Twitter Wins Advertisers But Fails to Draw Users

According to Twitter’s most recent earnings report, the company saw a record increase in revenue growth but reported a stagnant number of new users, leaving many to wonder if it’s worth the money for advertisers to stick around.

Since going public in 2013, Twitter has made an effort to court advertisers. Just last week, the company announced plans to syndicate tweets to Google, Yahoo Japan, and Flipboard, along with introducing a “Quick Promote” feature that allows advertisers to promote popular tweets at the push of a button.

The courtship has paid off with advertisers, but the company failed to draw new users to match its ad growth. In its 2014 earnings statement, Twitter reported a $479 million revenue, up 97 percent since 2013. Yet Twitter only saw its users increase by 4 million from Q3 to Q4, meaning the company still drives just one-fifth the traffic of Facebook.

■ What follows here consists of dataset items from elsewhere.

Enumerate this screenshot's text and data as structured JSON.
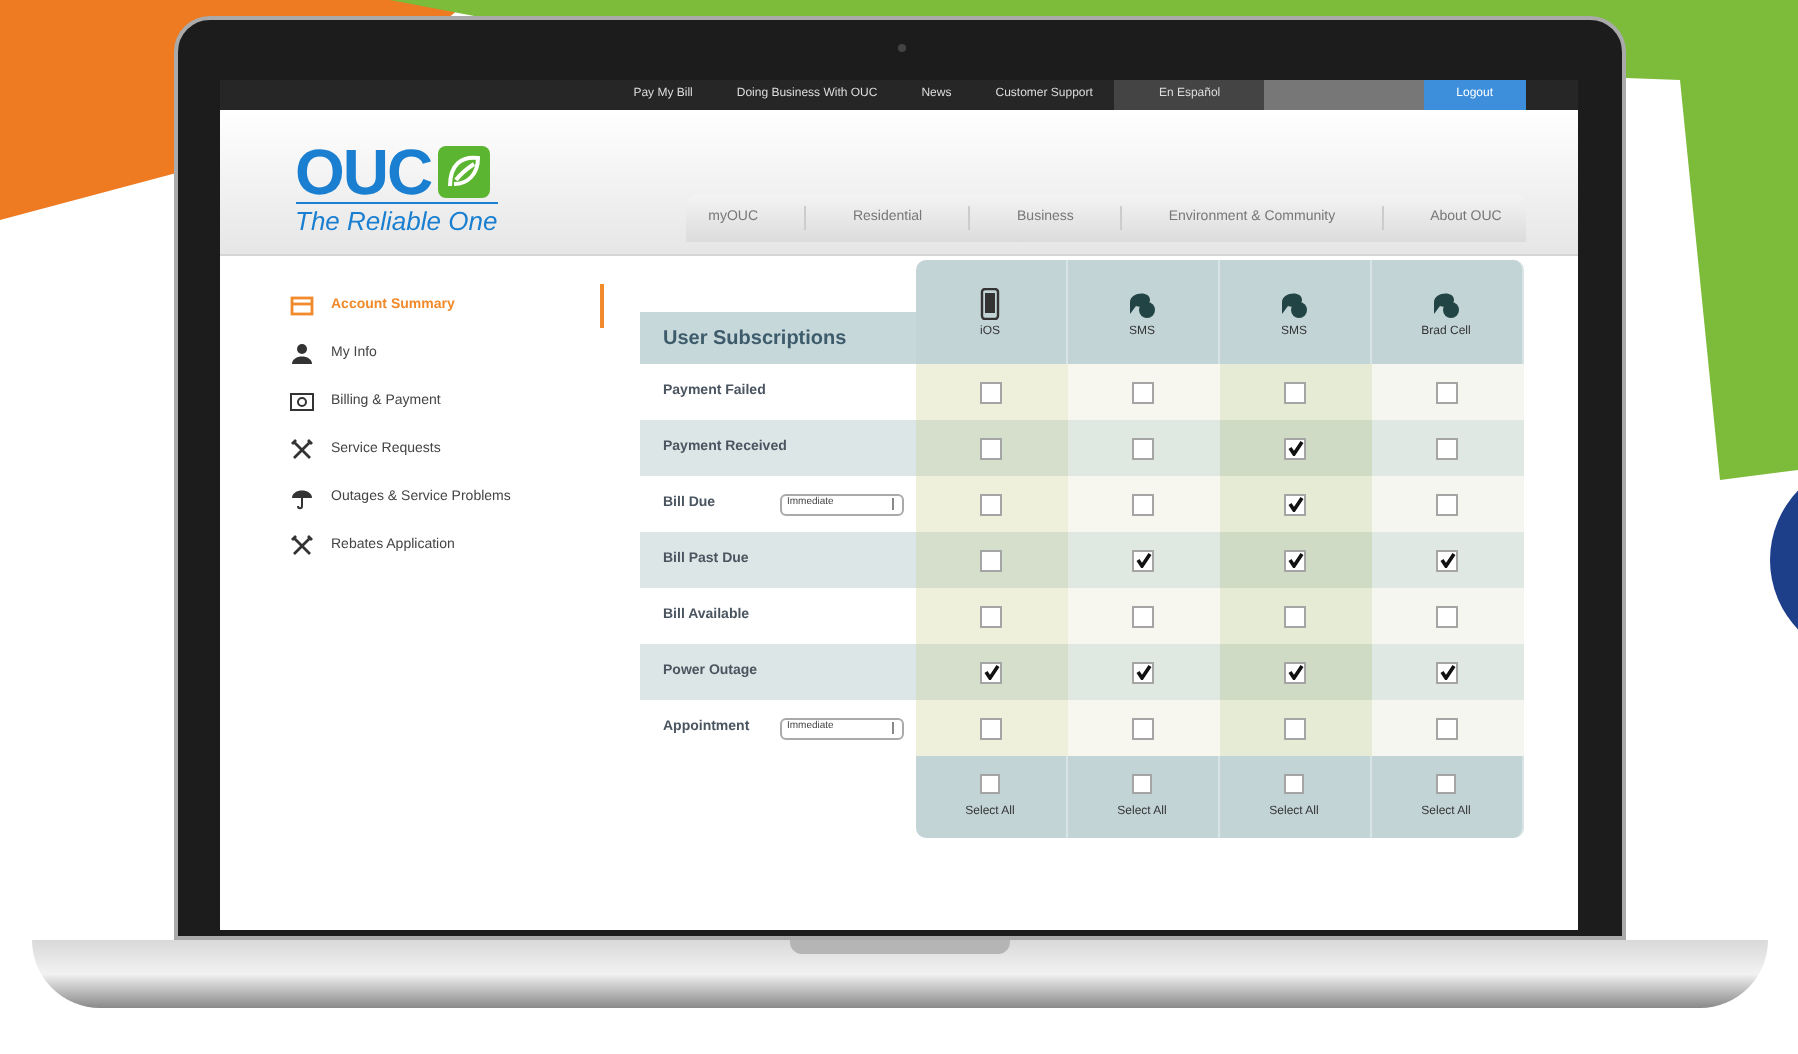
{
  "top_nav": [
    {
      "label": "Pay My Bill"
    },
    {
      "label": "Doing Business With OUC"
    },
    {
      "label": "News"
    },
    {
      "label": "Customer Support"
    }
  ],
  "language": "En Español",
  "logout": "Logout",
  "logo": {
    "name": "OUC",
    "tagline": "The Reliable One"
  },
  "main_nav": [
    {
      "label": "myOUC"
    },
    {
      "label": "Residential"
    },
    {
      "label": "Business"
    },
    {
      "label": "Environment & Community"
    },
    {
      "label": "About OUC"
    }
  ],
  "sidebar": [
    {
      "label": "Account Summary",
      "selected": true,
      "kind": "card"
    },
    {
      "label": "My Info",
      "selected": false,
      "kind": "person"
    },
    {
      "label": "Billing & Payment",
      "selected": false,
      "kind": "bill"
    },
    {
      "label": "Service Requests",
      "selected": false,
      "kind": "tools"
    },
    {
      "label": "Outages & Service Problems",
      "selected": false,
      "kind": "umbrella"
    },
    {
      "label": "Rebates Application",
      "selected": false,
      "kind": "tools"
    }
  ],
  "subscriptions": {
    "title": "User Subscriptions",
    "columns": [
      {
        "label": "iOS",
        "kind": "phone"
      },
      {
        "label": "SMS",
        "kind": "chat"
      },
      {
        "label": "SMS",
        "kind": "chat"
      },
      {
        "label": "Brad Cell",
        "kind": "chat"
      }
    ],
    "rows": [
      {
        "label": "Payment Failed",
        "checks": [
          false,
          false,
          false,
          false
        ]
      },
      {
        "label": "Payment Received",
        "checks": [
          false,
          false,
          true,
          false
        ]
      },
      {
        "label": "Bill Due",
        "frequency": "Immediate",
        "checks": [
          false,
          false,
          true,
          false
        ]
      },
      {
        "label": "Bill Past Due",
        "checks": [
          false,
          true,
          true,
          true
        ]
      },
      {
        "label": "Bill Available",
        "checks": [
          false,
          false,
          false,
          false
        ]
      },
      {
        "label": "Power Outage",
        "checks": [
          true,
          true,
          true,
          true
        ]
      },
      {
        "label": "Appointment",
        "frequency": "Immediate",
        "checks": [
          false,
          false,
          false,
          false
        ]
      }
    ],
    "select_all": [
      {
        "label": "Select All",
        "checked": false
      },
      {
        "label": "Select All",
        "checked": false
      },
      {
        "label": "Select All",
        "checked": false
      },
      {
        "label": "Select All",
        "checked": false
      }
    ]
  }
}
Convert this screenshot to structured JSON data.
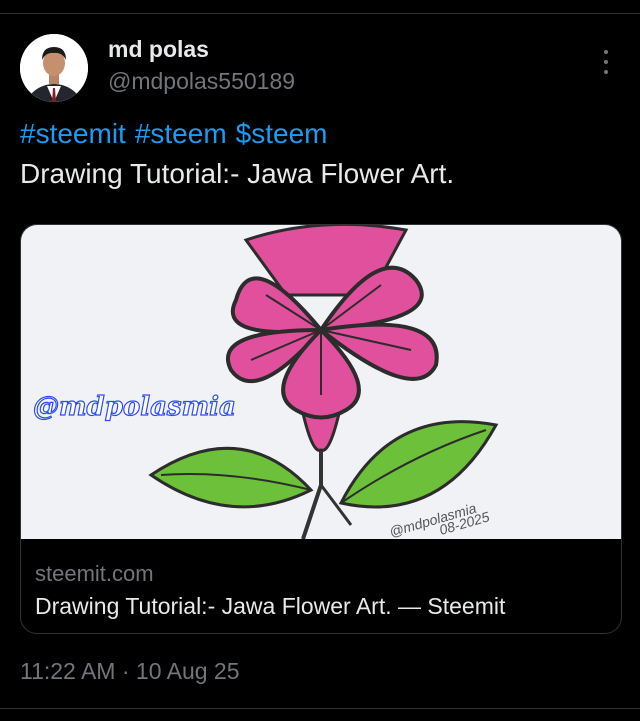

As business owners across the country rush to promote their best-performing tweets to lookalike users, the question remains, is anyone listening?

Yes and no, according to Dave Mastronardi, director of strategy at Sprinklr. “Brands are going to have to pay careful attention to growth,” says Mastronardi. “Twitter is making it easy for brands to spend money. The other piece is, ‘Are they getting people to sign up?’ Twitter users are social media purists and not the mass audience you have on Facebook. I think if Twitter fundamentally changes that and puts in some sort of curation algorithm, you might see more of a mass adoption similar to Facebook’s audience, but the shift will change the type of person on Twitter, so brands would need to pay attention to that.”

Others, like Branndon Stewart, chief executive of OutboundEngine, believe that even if Twitter doesn’t grow, advertisers should still take advantage of the medium, since it’s now easier to get broader reach with less effort.

“Until recently it’s been very difficult to effectively advertise and get a message across in the social world,” says Stewart. “It’s been fine for people who make a living doing that, but social media has been very difficult for someone who runs a restaurant to post enough to land in users’ Twitter feeds. Now Twitter is more like Google AdWords where you can have very targeted efforts to people and make sure that your message is seen.”

But even as Twitter ads get easier to buy, promote, and navigate, Mastronardi warns that brands should not become complacent in their messaging.

“As a marketer, all I’m worried about whether or not Twitter will be here tomorrow and if my users will still be there,” says Mastronardi.

He adds that paid social media is currently entering its golden age. In that, marketers must not forget what they’re trying to do with these social channels, which is find users and reach them.